2.Tidak Memiliki Sumber Dana Resmi
      Partai Politik tidak memiliki sumber dana resmi yang dapat diaudit tiap tahun,untuk menggerakkan Partai Politiknya,yang sangat membutuhkan uang banyak dalam menggerakkan Partai Politik berupa biaya penyelenggaraan rapat umum di Hotel berbintang lima,kunjungan kedaerah-daerah,memberikan bantuan kepada masyarakatnya yang terkena gempa bumi, memberikan upah pekerja bawahan yang bekerja dikantor-kantor Partai Politik tersebut, dan masih banyak lagi pos-pos pengeluaran yang harus diatasi Partai Politik
  3.Jabatan Yang Diusung Partai Politik.
      Jabatan yang diusung Partai Politik untuk menduduku jabatan dilingkungan Pemerintah yaitu Jabatan Presiden RI, Kader Partai Politik untuk mengisi Jabatan Menteri, Jabatan Gubernur, Jabatan Bupati dan Walikota, Para Direktu Utama atau Pimpinan Perusaan Milik Negara, semua Jabatan tersebut sangat strategis untuk melakukan perbuatan korupsi se-luruh indonesia.para Pejabat tersebut tidak diperlukan yang pintar-pintar amat memimpin  perusahaan negara  dan tidak begitu perduli tidak berkembang dari keuangan  dan tambah merosotpun lembaga dan perusahaan negara    yang dipimpinnya tidak begitu perduli karna hal itu milik rakyat.termasuk juga tidak perduli akibat perbuatan korupsi berakibat menyengsarakan rakyat banyak dan bahkan dapat membunuh jutaan rakyat dan para pejabatnya yang memegang jabatannya terkait masalah tersebut tidak perduli yang penting menambah harta kekayaannya dengan memiliki beberapa rumah mewah dan memiliki beberapah mobil mewah dan belanja keluar negeri dan kehidupannya hedonis atau foya-foya menciptakan kesenjangan sosial pada umumnya rakyat miskin hidup didaerah kumuh bersesak-sesakan, dan hidup dikolong jembatan,makan tiga kali sehari mengalami kesulitan.
   4.melakukan korupsi.
       partai ppolitik akan menerima bagian uang korupsi yang mendapat uang dari pelaksanaan pembangunan yang berada dibawah kekuasaannya, pembagian uang korupsi dilakukan separoh untuk Partai Politik yang mengusungnya dan sebagian untuk Pejabatnya Pemilik Proyek Pembangunan tersebut.dilakukannya perbuatan korupsi karna Partai Politik tidak memiliki sumber dana resmi yang dapat diaudit tiap tahun.
      
C.MENCEGAH KORUPSI DI PERUSAHAAN NEGARA.
     1.Mengikutkan Swasta Dalam Permodalan.

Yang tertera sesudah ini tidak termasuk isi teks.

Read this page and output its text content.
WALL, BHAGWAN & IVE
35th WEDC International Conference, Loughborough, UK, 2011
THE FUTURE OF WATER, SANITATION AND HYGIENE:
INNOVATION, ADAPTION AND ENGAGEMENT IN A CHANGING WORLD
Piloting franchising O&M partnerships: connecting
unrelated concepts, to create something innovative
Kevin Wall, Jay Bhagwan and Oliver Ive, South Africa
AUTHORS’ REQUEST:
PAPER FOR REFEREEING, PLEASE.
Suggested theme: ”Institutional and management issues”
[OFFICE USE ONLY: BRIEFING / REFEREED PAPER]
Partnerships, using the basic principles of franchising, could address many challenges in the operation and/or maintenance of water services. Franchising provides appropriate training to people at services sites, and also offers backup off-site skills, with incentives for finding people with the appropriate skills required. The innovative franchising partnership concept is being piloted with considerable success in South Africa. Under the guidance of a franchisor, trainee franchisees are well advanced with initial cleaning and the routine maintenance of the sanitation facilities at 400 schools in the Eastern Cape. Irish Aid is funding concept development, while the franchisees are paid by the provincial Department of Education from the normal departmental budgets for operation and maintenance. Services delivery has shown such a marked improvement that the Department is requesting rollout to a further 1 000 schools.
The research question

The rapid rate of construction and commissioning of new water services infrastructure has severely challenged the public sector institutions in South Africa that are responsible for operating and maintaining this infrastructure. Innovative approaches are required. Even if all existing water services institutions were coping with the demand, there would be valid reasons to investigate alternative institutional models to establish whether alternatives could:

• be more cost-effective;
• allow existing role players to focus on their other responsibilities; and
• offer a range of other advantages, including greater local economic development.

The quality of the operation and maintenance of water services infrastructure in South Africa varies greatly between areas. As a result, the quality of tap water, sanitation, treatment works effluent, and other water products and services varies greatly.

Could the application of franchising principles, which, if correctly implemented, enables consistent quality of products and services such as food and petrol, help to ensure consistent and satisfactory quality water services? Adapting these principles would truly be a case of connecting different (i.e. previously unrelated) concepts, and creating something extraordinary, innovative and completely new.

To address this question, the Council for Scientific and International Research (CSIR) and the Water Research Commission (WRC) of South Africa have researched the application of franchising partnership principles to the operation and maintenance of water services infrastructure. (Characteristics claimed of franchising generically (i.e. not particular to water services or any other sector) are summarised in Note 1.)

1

        Pemerintah mengikut sertakan Swasta murni untuk melakukan Perusahaan Negara  bekerja sama dengan   swasta murni,dengan pembagian modal usaha Perusahaan Negara, Pemerintah modalnya  49 persen  dan swasta murni modalnya sebesar 51 persen dan selisih 51 persen digunakan membangun usaha pemerintah yang baru yang bergerak dibidang usaha yang berbeda.

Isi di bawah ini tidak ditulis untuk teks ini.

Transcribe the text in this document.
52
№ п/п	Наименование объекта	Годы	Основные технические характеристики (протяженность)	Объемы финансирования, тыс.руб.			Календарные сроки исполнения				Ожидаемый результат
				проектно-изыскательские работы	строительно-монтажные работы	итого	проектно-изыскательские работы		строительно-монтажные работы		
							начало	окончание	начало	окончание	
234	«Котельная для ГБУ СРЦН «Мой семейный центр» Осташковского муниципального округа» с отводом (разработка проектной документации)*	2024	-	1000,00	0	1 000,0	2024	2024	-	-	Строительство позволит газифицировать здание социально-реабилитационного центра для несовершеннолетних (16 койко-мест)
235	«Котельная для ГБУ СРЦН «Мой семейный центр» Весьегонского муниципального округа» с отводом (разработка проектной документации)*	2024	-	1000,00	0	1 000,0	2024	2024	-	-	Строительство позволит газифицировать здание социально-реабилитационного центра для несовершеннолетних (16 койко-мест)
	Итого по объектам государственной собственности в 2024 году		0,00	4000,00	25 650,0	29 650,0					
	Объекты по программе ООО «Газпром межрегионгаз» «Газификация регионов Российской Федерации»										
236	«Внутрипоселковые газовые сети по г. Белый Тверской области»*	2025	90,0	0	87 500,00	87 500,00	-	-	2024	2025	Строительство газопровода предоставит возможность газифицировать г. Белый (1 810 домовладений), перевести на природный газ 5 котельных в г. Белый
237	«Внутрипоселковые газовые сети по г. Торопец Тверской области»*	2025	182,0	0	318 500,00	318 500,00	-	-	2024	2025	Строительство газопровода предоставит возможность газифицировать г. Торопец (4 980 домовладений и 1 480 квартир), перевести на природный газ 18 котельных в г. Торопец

     2.pemilik modal 51 persen jadi direktur.
        Untuk Memimpin Perusahaan Negara Dipimpin Pihak Swasta yang memiliki Modal kerja 51 persen.Pengusaha pemilik modal terbanyak akan menunjuk seseorang yang dibidangnya terbaik menjadi direktur/pimpinan perusahaan serta fokus usahanya mencari keuntungan sebesar-besarnya untuk dapat dibagi sesuai perbandingan modalnya yaitu keuntungan 49 persen keuntungan dari jumlah keuntungan  demikian juga pemilik modal swasta mendapat bagian 51 persen dari keuntungan perusahaan tersebut.
     3.keuntungan lebih besar.
        Perusahaan negara hanya memiliki modal 49 persen akan lebih besar keuntungan yang diperoleh bila dikelola pemerintah dengan modal 100 persen karna keuntungan perusahaan habis digeroti/dikorupsi direktur/pimpinan perusahaannya selain untuk diri sendiri juga diberikan kepada partai politik yang mengusungnya. Untuk itu pemerintah akan mendapat keuntungan besar dari seluruh perusahaan negara dan  akan tercipta masyarakat sejahtera.
     4.Saling Mengawasi.
            Perusahaan Negara yang melibatkan swasta murni dalam mengelolanya dan Komisaris Perusahaan sebagian dari Pemerintah dan sebagian dari pihak swasta murni,,sehingga terjadi saling mengawasi Direktur/Pimpinan Perusahaan dalam menjalankan Perusahaan yang dipimpinnya,sehingga tidak terjadi korupsi dilingkungan Perusahaan dan semua pengeluaran hanya pengeluaran resmi terkait usaha tersebut.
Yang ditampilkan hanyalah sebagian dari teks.